Sunday, May 22, 2011

Is there such a thing as Islamic Feminism?

I looked at my husband, "the egyptian" and asked, "Why do Muslim women seem so oppressed?" He turned to me and said, "The Qu'ran offers more equality to women than any other Holy Book."

I raised my eyebrow.

So I researched it. For one thing, I live with a man who practices Islam and who happens to come from an "arab-centric" country. Two - he has sat in front of me and had heated debates about gender equality and Islam.

My question is - is the oppression from  Islam? Or the Arab culture?

Turns out - a little of both, but more so - the Arab culture.

There is actually an Islamic Feminist movement spreading across the Middle East, however it is moving slow, due to fear and lack of resources. But it does exist - even if on a smaller scale, and a century long over due.

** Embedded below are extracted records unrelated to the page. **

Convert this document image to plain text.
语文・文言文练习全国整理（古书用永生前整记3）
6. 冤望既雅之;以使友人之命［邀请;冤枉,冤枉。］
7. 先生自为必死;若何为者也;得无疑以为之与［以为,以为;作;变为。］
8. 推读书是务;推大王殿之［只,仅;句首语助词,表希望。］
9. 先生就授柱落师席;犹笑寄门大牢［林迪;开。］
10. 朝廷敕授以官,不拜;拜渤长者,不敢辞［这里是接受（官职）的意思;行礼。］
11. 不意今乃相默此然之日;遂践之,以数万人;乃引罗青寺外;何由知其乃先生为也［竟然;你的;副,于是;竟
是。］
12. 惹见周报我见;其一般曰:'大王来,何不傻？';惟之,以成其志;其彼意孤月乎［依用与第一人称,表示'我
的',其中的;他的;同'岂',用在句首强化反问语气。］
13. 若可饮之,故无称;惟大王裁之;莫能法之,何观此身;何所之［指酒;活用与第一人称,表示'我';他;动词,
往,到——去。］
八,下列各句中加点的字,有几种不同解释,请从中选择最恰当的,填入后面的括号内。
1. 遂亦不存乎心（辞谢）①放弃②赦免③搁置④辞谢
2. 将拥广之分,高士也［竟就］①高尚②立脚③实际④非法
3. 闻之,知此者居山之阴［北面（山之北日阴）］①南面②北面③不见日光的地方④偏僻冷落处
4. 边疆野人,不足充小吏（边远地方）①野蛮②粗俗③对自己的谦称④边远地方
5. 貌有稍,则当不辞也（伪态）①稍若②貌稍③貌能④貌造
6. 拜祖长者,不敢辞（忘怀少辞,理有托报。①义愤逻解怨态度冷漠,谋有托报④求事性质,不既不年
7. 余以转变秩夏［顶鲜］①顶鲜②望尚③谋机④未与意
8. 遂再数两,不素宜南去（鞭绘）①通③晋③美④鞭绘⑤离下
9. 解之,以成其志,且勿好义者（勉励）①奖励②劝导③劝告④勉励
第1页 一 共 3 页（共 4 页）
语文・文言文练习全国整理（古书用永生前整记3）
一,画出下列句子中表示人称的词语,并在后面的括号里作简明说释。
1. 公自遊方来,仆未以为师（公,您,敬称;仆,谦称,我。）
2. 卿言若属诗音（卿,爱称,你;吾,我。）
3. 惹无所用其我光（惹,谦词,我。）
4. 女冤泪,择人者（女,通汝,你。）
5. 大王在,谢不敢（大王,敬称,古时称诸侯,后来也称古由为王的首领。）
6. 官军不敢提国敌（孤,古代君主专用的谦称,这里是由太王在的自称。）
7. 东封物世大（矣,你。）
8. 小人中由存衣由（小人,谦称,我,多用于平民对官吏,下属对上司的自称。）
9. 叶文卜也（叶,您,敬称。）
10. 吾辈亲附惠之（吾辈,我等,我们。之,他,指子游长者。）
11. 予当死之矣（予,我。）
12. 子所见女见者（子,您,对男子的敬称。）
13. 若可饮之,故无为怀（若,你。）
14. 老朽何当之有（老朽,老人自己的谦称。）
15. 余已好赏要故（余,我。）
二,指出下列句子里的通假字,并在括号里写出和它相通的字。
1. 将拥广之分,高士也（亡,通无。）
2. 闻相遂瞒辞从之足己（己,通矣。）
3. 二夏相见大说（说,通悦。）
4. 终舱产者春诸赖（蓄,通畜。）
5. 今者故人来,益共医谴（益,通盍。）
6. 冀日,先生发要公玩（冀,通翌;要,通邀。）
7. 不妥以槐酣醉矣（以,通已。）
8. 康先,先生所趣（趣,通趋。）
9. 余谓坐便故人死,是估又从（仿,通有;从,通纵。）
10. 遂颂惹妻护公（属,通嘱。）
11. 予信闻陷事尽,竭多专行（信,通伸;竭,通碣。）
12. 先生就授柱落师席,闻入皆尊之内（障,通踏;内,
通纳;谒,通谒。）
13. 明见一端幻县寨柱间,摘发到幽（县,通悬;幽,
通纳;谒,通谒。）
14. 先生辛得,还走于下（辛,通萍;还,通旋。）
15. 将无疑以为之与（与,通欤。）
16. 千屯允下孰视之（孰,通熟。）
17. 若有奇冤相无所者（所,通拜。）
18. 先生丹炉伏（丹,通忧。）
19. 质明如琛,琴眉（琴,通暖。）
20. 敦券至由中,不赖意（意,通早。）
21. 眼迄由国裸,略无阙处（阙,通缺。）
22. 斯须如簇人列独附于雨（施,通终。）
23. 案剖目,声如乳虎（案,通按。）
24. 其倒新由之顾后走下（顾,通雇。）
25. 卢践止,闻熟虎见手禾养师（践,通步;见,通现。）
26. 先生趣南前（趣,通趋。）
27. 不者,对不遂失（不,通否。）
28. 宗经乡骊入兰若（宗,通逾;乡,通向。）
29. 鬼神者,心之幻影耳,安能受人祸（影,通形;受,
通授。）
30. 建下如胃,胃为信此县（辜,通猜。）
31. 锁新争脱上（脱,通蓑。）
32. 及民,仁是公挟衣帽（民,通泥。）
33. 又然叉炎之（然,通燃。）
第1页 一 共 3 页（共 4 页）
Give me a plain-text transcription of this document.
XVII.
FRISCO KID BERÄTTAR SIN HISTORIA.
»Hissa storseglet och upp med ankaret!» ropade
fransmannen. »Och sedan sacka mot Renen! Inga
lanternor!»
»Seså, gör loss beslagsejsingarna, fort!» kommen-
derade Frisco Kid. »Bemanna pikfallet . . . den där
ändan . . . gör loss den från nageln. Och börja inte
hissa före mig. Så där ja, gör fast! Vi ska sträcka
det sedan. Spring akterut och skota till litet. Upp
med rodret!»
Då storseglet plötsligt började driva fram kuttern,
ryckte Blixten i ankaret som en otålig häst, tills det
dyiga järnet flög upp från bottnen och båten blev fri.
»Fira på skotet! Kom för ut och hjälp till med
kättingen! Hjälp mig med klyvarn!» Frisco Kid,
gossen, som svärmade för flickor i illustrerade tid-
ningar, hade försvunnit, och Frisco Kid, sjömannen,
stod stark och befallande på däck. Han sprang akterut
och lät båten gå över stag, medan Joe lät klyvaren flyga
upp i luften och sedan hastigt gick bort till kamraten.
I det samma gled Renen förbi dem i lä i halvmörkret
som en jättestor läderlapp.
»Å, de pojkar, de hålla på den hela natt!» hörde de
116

I found an article by Amina Wadud, an Islamic Studies Professor at the Virginia Commonwealth University, titled - "A'ishah's legacy."  To quote her exactly, here is what she said about feminism and the Qu'ran:

"I converted to Islam during the second wave feminist movement in the 1970s. I saw everything through a prism of religious euphoria and idealism. Within the Islamic system of thought I have struggled to transform idealism into pragmatic reforms as a scholar and activist. And my main source of inspiration has been Islam’s own primary source — the Qur’an. It is clear to me that the Qur’an aimed to erase all notions of women as subhuman. There are more passages that address issues relating to women — as individuals, in the family, as members of the community — than all other social issues combined. Let’s start with the Qur’anic story of human origins. ‘Man’ is not made in the image of God. Neither is a flawed female helpmate extracted from him as an afterthought or utility. Dualism is the primordial design for all creation: ‘From all (created) things are pairs’ (Q 51:49)."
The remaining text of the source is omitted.